My initial reaction to news of the $700 billion government bailout was totally apoplectic – I am certain that I would be so much happier if I didn’t have a clue about what is going on in the world. But after allowing all of this to digest for the past two weeks, I have come to the point where I am thoroughly amused by the whole fiasco. It is so entertaining to watch all those morons in Washington running around pointing the finger at everyone else. Do they not realize that we (the lowly peasants whom they “serve”) have access to the world-wide web? History is so well-documented now through newspaper archives and youtube, that anyone can do their own research. So I decided to do a little research of my own.

The New York Times printed an article exactly 9 years ago today titled “Fannie Mae Eases Credit to Aid Mortgage Lending”. The Clinton administration was placing enormous pressure on the nation’s biggest underwriter to expand mortgage lending to low income individuals. The chairman of Fannie Mae at the time, Franklin Raines was very proud of the fact that they had successfully “expanded home ownership for millions of families in the 1990’s by reducing down payment requirements”, yet he was still concerned about borrowers whose credit ratings were a notch below the already loosened credit standards. Another push to include those with less-than-stellar credit in the housing market spawned new credit criteria and made mortgage loans available to subprime borrowers with favorable interest rates.

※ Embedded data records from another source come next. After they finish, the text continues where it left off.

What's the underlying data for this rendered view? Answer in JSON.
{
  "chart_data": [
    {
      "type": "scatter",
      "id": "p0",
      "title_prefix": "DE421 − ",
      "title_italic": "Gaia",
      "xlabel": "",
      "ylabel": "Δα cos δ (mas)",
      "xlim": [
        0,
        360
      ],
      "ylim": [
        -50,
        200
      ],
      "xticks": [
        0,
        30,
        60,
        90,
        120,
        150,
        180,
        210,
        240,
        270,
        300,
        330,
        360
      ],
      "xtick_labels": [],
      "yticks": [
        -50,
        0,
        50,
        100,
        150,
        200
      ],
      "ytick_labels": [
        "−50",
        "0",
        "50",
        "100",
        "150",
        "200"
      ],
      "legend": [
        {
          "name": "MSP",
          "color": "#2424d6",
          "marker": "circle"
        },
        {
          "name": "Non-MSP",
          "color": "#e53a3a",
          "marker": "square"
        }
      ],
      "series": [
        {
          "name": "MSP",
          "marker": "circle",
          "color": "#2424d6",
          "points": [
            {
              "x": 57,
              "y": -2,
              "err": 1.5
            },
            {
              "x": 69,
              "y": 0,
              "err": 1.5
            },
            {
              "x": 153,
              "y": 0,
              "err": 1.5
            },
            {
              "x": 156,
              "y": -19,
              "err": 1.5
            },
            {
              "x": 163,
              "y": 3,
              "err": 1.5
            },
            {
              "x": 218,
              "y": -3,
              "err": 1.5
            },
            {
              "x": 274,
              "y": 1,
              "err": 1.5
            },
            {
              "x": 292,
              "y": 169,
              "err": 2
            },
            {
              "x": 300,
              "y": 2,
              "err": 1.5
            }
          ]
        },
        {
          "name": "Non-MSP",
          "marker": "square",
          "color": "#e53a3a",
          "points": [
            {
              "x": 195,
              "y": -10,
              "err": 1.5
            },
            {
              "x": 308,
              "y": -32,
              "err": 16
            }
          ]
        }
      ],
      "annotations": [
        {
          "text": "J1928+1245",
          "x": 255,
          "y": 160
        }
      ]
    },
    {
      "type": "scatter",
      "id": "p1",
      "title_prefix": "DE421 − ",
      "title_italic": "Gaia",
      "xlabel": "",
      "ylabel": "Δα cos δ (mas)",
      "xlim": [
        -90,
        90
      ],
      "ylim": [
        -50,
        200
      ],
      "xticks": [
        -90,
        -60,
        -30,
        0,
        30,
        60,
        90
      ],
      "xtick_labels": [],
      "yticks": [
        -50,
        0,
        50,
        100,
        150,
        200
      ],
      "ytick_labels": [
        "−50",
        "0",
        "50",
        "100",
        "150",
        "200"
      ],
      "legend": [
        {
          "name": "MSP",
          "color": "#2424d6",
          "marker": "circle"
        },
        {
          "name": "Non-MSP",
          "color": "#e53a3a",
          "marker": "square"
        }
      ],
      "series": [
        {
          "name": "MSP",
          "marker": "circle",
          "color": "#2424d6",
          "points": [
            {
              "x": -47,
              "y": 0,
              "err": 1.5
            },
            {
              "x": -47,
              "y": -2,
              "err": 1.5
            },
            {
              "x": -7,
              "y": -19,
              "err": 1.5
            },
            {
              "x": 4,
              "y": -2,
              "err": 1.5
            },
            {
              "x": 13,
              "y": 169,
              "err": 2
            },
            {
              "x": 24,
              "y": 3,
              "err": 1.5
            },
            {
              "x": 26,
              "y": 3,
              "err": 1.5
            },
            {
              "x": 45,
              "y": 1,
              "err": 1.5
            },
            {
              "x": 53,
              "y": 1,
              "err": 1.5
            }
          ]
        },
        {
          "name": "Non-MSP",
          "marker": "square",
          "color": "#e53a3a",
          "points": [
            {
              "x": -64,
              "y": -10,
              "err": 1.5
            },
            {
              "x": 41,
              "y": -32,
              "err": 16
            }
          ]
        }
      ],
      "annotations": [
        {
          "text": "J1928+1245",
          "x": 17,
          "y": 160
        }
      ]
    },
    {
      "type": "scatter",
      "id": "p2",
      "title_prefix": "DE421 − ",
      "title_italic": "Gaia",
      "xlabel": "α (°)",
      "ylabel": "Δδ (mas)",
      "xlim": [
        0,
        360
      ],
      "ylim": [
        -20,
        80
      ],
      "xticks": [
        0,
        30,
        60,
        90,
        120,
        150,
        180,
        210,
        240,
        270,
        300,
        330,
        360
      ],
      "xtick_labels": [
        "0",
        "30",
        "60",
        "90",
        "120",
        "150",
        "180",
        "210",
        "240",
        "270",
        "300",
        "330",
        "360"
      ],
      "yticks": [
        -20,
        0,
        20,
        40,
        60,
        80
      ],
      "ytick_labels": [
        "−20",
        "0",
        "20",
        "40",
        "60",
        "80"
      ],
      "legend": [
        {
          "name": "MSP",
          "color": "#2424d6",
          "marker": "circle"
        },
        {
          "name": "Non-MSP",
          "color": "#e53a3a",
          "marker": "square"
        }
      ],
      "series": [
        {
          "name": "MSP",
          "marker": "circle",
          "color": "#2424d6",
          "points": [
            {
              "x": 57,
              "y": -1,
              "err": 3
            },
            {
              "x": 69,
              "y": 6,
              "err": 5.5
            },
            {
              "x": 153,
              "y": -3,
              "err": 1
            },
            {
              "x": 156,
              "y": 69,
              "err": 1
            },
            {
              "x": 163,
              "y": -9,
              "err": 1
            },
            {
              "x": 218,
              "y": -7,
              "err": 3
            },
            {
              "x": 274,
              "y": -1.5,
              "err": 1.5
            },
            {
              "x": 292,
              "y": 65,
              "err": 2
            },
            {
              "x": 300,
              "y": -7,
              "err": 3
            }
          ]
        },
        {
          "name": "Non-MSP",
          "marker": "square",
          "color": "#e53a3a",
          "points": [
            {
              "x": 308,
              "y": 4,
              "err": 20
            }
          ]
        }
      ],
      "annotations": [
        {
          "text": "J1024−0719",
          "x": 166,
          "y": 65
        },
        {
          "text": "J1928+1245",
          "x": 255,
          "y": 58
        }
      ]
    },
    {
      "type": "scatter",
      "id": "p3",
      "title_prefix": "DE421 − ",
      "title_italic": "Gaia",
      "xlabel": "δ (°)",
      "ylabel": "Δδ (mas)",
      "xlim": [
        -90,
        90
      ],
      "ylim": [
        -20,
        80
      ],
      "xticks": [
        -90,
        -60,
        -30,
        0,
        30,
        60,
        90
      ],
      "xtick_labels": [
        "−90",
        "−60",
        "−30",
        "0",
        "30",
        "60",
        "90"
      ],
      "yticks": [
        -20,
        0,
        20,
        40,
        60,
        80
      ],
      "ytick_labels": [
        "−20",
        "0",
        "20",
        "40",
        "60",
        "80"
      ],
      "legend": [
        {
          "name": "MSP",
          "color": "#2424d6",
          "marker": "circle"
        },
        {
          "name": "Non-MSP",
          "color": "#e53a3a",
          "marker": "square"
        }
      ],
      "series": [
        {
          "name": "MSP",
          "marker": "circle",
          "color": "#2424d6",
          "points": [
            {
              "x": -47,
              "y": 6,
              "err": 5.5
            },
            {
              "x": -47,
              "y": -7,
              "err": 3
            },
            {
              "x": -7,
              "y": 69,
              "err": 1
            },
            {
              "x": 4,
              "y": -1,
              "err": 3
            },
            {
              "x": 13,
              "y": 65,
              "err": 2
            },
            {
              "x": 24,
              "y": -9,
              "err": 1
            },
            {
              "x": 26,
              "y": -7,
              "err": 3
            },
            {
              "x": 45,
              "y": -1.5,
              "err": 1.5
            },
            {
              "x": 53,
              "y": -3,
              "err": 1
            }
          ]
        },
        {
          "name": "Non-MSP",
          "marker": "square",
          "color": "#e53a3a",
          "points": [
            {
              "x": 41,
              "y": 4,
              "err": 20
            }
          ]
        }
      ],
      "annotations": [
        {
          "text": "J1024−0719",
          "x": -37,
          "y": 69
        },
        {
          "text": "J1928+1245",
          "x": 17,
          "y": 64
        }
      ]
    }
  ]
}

Most of the politicians are now pointing their fingers at Wall Street, claiming that corporate greed is to blame. Yet, more than a decade ago the Washington elite were sticking their grubby little fingers all over the financial markets, meddling with the mortgage lending requirements and offering to buy up any loans that banks made to subprime borrowers. Of course the banks were willing to make those loans in order to gain greater profits, as the federal government just relieved them of practically all of the risk. The privatization of profits and socialization of losses was bound to create risky behavior in any profit driven enterprise.

The democrats are screaming that the current financial mess is all President Bush’s fault, the republicans are blaming the democrats and they are all pointing the finger at those “capitalist pigs” on Wall Street. Yet you rarely hear any politician flat out say “WE screwed up”. That type of honesty in these trying times would be a breath of fresh air.